The Daily Pennsylvanian is a student-run nonprofit.

Please support us by disabling your ad blocker on our site.

woman looking into dried up well
Credit: Sammie Yoon

Sometimes, I think each of us has a limited well of passion, which lasts as long as we know how to use it. Some of us are wiser — we conserve it. We trickle it, filter it, run it through some sort of recycling system so the well will never dry, accrue a surplus which only becomes purer the older we get.  

And some of us use it all at once. We gulp it up, let it splosh in our stomachs until we can’t breathe, pee it out in one brilliant stream which dies as quickly as it started, leaving us with only an unpleasant stench and a feeling of emptiness.

Lately, I’ve been wondering whether my well has run dry. Writing, which I used to love, has become something I hate.

This turmoil exploded over something as superficial as an award. My friend and I had both submitted some writing to a competition to win some money and a title. I figured I had it in the bag. My friend, who studies business, isn’t a prolific writer. In fact, she confessed herself that writing was merely her hobby. And I, arrogant as I was, a self-professed “wri-TEUR,” twirling my invisible handlebar moustache and mentally murmuring all the French I knew, assumed naturally I would win.

To my chagrin, as karma and the universe and the Furies who punish all with too much hubris would have it, my friend won. She hadn’t hoped for anything, had entered her writing for sheer amusement, and she had won. When she told me, I tried my hardest to smile for her, but I was distraught.

It wasn’t as if I didn’t want her to win. But in my pride, I thought I deserved to win more. As if somehow, because I was louder about my love of writing, I had been worthier of the award. As if recognition is given based on desire, not talent.

I thought to myself, “Why do I write if no one will recognize how good I am?” I grew bitter. My bitterness had long been germinating in my stomach, fed by envy and the excesses of dinner.

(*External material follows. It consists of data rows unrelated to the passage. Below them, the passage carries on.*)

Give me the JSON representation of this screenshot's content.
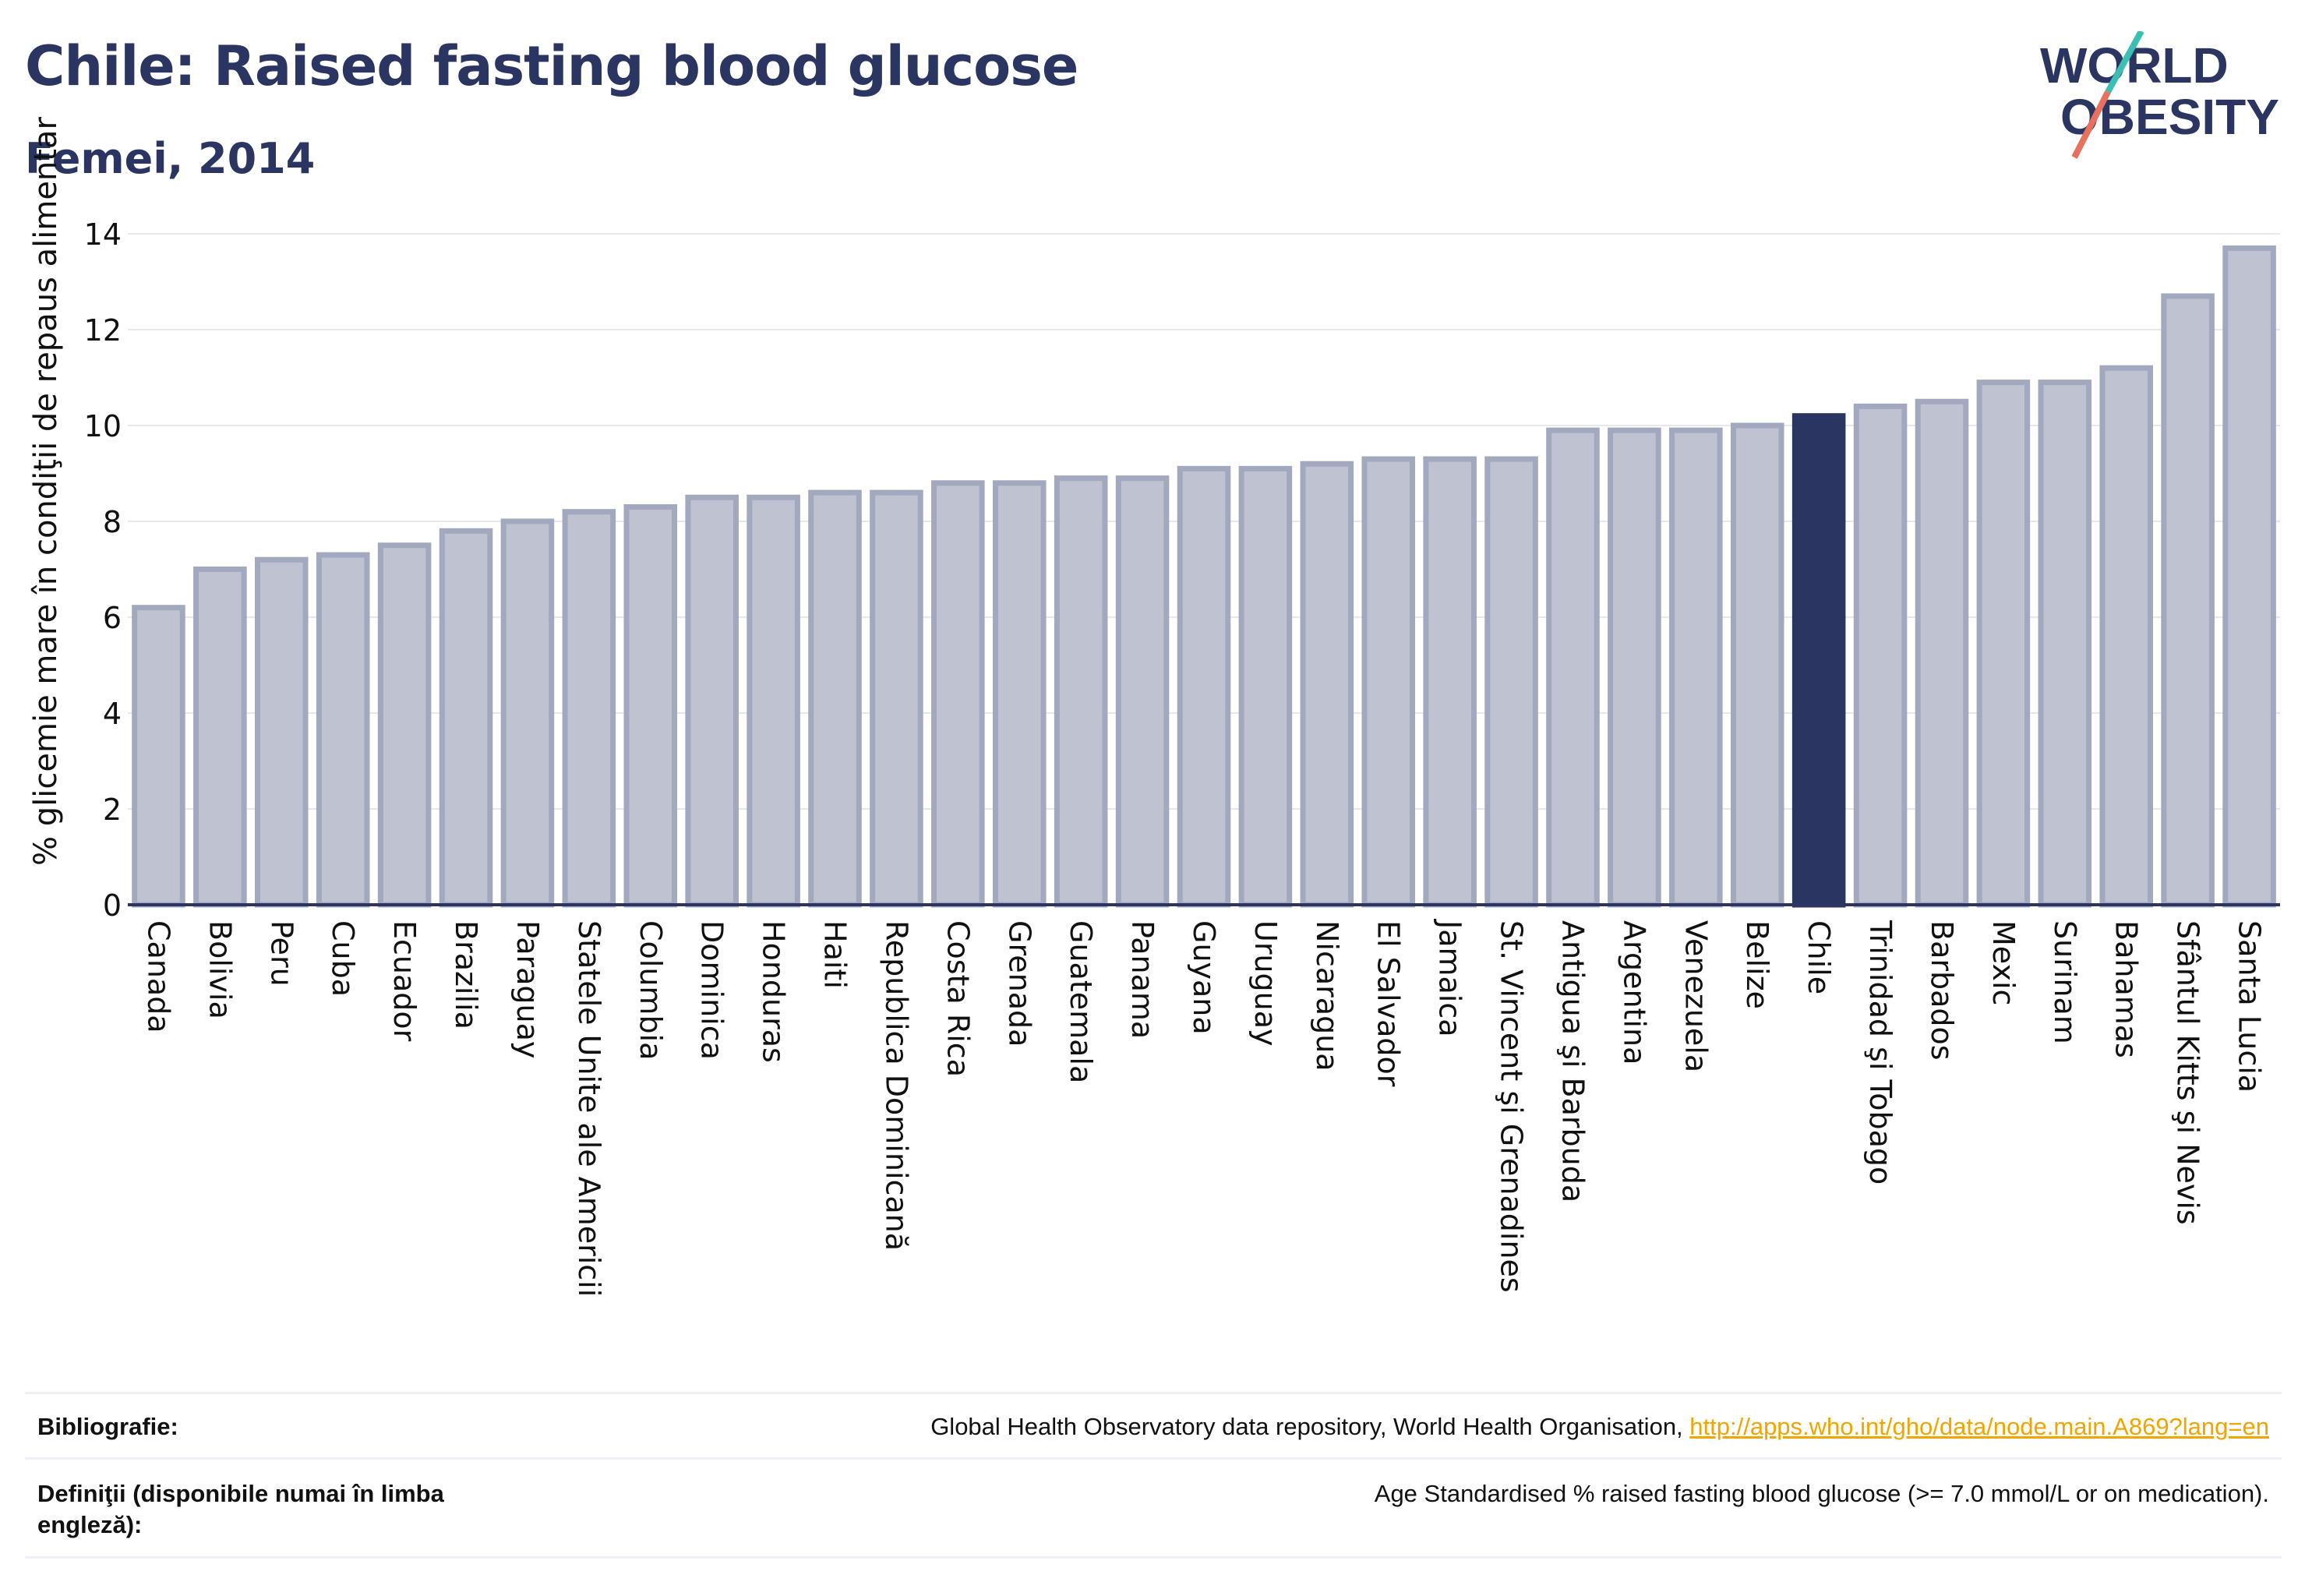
{
  "header": {
    "title": "Chile: Raised fasting blood glucose",
    "subtitle": "Femei, 2014"
  },
  "logo": {
    "line1": "WORLD",
    "line2": "OBESITY"
  },
  "chart_data": {
    "type": "bar",
    "ylabel": "% glicemie mare în condiţii de repaus alimentar",
    "ylim": [
      0,
      14
    ],
    "yticks": [
      0,
      2,
      4,
      6,
      8,
      10,
      12,
      14
    ],
    "grid": true,
    "highlight": "Chile",
    "colors": {
      "bar": "#bfc3d1",
      "bar_edge": "#a2a8bd",
      "highlight": "#2b3562"
    },
    "categories": [
      "Canada",
      "Bolivia",
      "Peru",
      "Cuba",
      "Ecuador",
      "Brazilia",
      "Paraguay",
      "Statele Unite ale Americii",
      "Columbia",
      "Dominica",
      "Honduras",
      "Haiti",
      "Republica Dominicană",
      "Costa Rica",
      "Grenada",
      "Guatemala",
      "Panama",
      "Guyana",
      "Uruguay",
      "Nicaragua",
      "El Salvador",
      "Jamaica",
      "St. Vincent şi Grenadines",
      "Antigua şi Barbuda",
      "Argentina",
      "Venezuela",
      "Belize",
      "Chile",
      "Trinidad şi Tobago",
      "Barbados",
      "Mexic",
      "Surinam",
      "Bahamas",
      "Sfântul Kitts şi Nevis",
      "Santa Lucia"
    ],
    "values": [
      6.2,
      7.0,
      7.2,
      7.3,
      7.5,
      7.8,
      8.0,
      8.2,
      8.3,
      8.5,
      8.5,
      8.6,
      8.6,
      8.8,
      8.8,
      8.9,
      8.9,
      9.1,
      9.1,
      9.2,
      9.3,
      9.3,
      9.3,
      9.9,
      9.9,
      9.9,
      10.0,
      10.2,
      10.4,
      10.5,
      10.9,
      10.9,
      11.2,
      12.7,
      13.7
    ]
  },
  "footer": {
    "bibliography_label": "Bibliografie:",
    "bibliography_text": "Global Health Observatory data repository, World Health Organisation, ",
    "bibliography_link": "http://apps.who.int/gho/data/node.main.A869?lang=en",
    "definitions_label": "Definiţii (disponibile numai în limba engleză):",
    "definitions_text": "Age Standardised % raised fasting blood glucose (>= 7.0 mmol/L or on medication)."
  }
}
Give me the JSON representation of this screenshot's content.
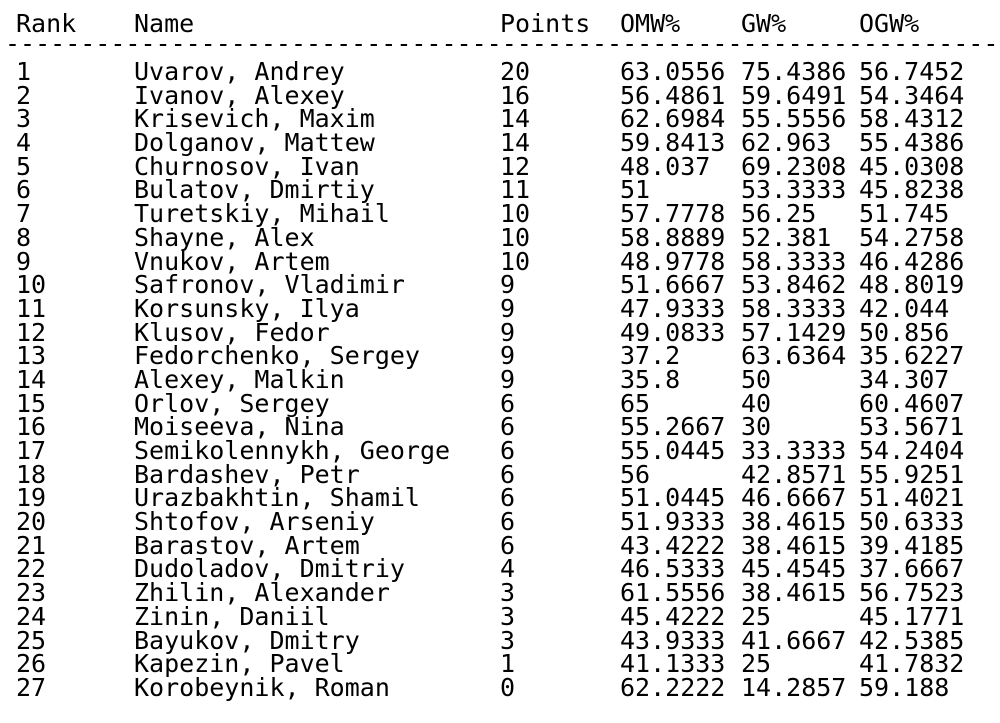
{
  "colors": {
    "text": "#000000",
    "background": "#ffffff"
  },
  "table": {
    "separator": "--------------------------------------------------------------------",
    "columns": {
      "rank": "Rank",
      "name": "Name",
      "points": "Points",
      "omw": "OMW%",
      "gw": "GW%",
      "ogw": "OGW%"
    },
    "rows": [
      {
        "rank": "1",
        "name": "Uvarov, Andrey",
        "points": "20",
        "omw": "63.0556",
        "gw": "75.4386",
        "ogw": "56.7452"
      },
      {
        "rank": "2",
        "name": "Ivanov, Alexey",
        "points": "16",
        "omw": "56.4861",
        "gw": "59.6491",
        "ogw": "54.3464"
      },
      {
        "rank": "3",
        "name": "Krisevich, Maxim",
        "points": "14",
        "omw": "62.6984",
        "gw": "55.5556",
        "ogw": "58.4312"
      },
      {
        "rank": "4",
        "name": "Dolganov, Mattew",
        "points": "14",
        "omw": "59.8413",
        "gw": "62.963",
        "ogw": "55.4386"
      },
      {
        "rank": "5",
        "name": "Churnosov, Ivan",
        "points": "12",
        "omw": "48.037",
        "gw": "69.2308",
        "ogw": "45.0308"
      },
      {
        "rank": "6",
        "name": "Bulatov, Dmirtiy",
        "points": "11",
        "omw": "51",
        "gw": "53.3333",
        "ogw": "45.8238"
      },
      {
        "rank": "7",
        "name": "Turetskiy, Mihail",
        "points": "10",
        "omw": "57.7778",
        "gw": "56.25",
        "ogw": "51.745"
      },
      {
        "rank": "8",
        "name": "Shayne, Alex",
        "points": "10",
        "omw": "58.8889",
        "gw": "52.381",
        "ogw": "54.2758"
      },
      {
        "rank": "9",
        "name": "Vnukov, Artem",
        "points": "10",
        "omw": "48.9778",
        "gw": "58.3333",
        "ogw": "46.4286"
      },
      {
        "rank": "10",
        "name": "Safronov, Vladimir",
        "points": "9",
        "omw": "51.6667",
        "gw": "53.8462",
        "ogw": "48.8019"
      },
      {
        "rank": "11",
        "name": "Korsunsky, Ilya",
        "points": "9",
        "omw": "47.9333",
        "gw": "58.3333",
        "ogw": "42.044"
      },
      {
        "rank": "12",
        "name": "Klusov, Fedor",
        "points": "9",
        "omw": "49.0833",
        "gw": "57.1429",
        "ogw": "50.856"
      },
      {
        "rank": "13",
        "name": "Fedorchenko, Sergey",
        "points": "9",
        "omw": "37.2",
        "gw": "63.6364",
        "ogw": "35.6227"
      },
      {
        "rank": "14",
        "name": "Alexey, Malkin",
        "points": "9",
        "omw": "35.8",
        "gw": "50",
        "ogw": "34.307"
      },
      {
        "rank": "15",
        "name": "Orlov, Sergey",
        "points": "6",
        "omw": "65",
        "gw": "40",
        "ogw": "60.4607"
      },
      {
        "rank": "16",
        "name": "Moiseeva, Nina",
        "points": "6",
        "omw": "55.2667",
        "gw": "30",
        "ogw": "53.5671"
      },
      {
        "rank": "17",
        "name": "Semikolennykh, George",
        "points": "6",
        "omw": "55.0445",
        "gw": "33.3333",
        "ogw": "54.2404"
      },
      {
        "rank": "18",
        "name": "Bardashev, Petr",
        "points": "6",
        "omw": "56",
        "gw": "42.8571",
        "ogw": "55.9251"
      },
      {
        "rank": "19",
        "name": "Urazbakhtin, Shamil",
        "points": "6",
        "omw": "51.0445",
        "gw": "46.6667",
        "ogw": "51.4021"
      },
      {
        "rank": "20",
        "name": "Shtofov, Arseniy",
        "points": "6",
        "omw": "51.9333",
        "gw": "38.4615",
        "ogw": "50.6333"
      },
      {
        "rank": "21",
        "name": "Barastov, Artem",
        "points": "6",
        "omw": "43.4222",
        "gw": "38.4615",
        "ogw": "39.4185"
      },
      {
        "rank": "22",
        "name": "Dudoladov, Dmitriy",
        "points": "4",
        "omw": "46.5333",
        "gw": "45.4545",
        "ogw": "37.6667"
      },
      {
        "rank": "23",
        "name": "Zhilin, Alexander",
        "points": "3",
        "omw": "61.5556",
        "gw": "38.4615",
        "ogw": "56.7523"
      },
      {
        "rank": "24",
        "name": "Zinin, Daniil",
        "points": "3",
        "omw": "45.4222",
        "gw": "25",
        "ogw": "45.1771"
      },
      {
        "rank": "25",
        "name": "Bayukov, Dmitry",
        "points": "3",
        "omw": "43.9333",
        "gw": "41.6667",
        "ogw": "42.5385"
      },
      {
        "rank": "26",
        "name": "Kapezin, Pavel",
        "points": "1",
        "omw": "41.1333",
        "gw": "25",
        "ogw": "41.7832"
      },
      {
        "rank": "27",
        "name": "Korobeynik, Roman",
        "points": "0",
        "omw": "62.2222",
        "gw": "14.2857",
        "ogw": "59.188"
      }
    ]
  }
}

Even before my friend had won the award, I had resented writing. The power of having this column, having a voice which people listened to, was going to my head. Whereas I started out writing for myself and others, to assuage my fears and any of those like me, I now wrote to obtain reads, numbers, hits on my column. I wanted to be acknowledged. My love for writing was distorted into a greed for success, which in turn degenerated into a hatred of writing, because it could not give me the recognition I so craved.

A lot of us experience this phenomenon when we enter college. We set foot on campus, naive dreamers with nothing in hand but an ideal and a passion. And each time we fail, or each time we succeed, we are taught that what really matters is not how much we wanted something, or how beautiful the thing we wanted was, but how effectively we could take what it was that we wanted. We are taught that ideals do not matter if we cannot translate them into numerical, material success. We grow cynical, detached from our dreams.

How, then, are we supposed to rediscover our original passion? What do we do when something we love becomes something we hate?

The simple answer would be that we forget everything else, let the sheer joy of doing what we originally loved be enough. But that would require a near-pathological ignoring of the world around us. The truth, as unpleasant as it sounds, is that recognition in some form does matter. There has to be a need for our work for it to be useful.

So, the real answer is, we wait. In waiting, we can step back from doing the thing we love — attaching less personal value to it. Or we can stop doing it completely — finding other interests to complement our main passion.

Because, when something we love becomes something we hate, what we really need is space. Separated from the thing we love, we’ll find what it was that called us to it in the first place, and the newfound appreciation of old passion will overshadow the allure of success. Because if we ever truly loved something, we can and probably will love it again.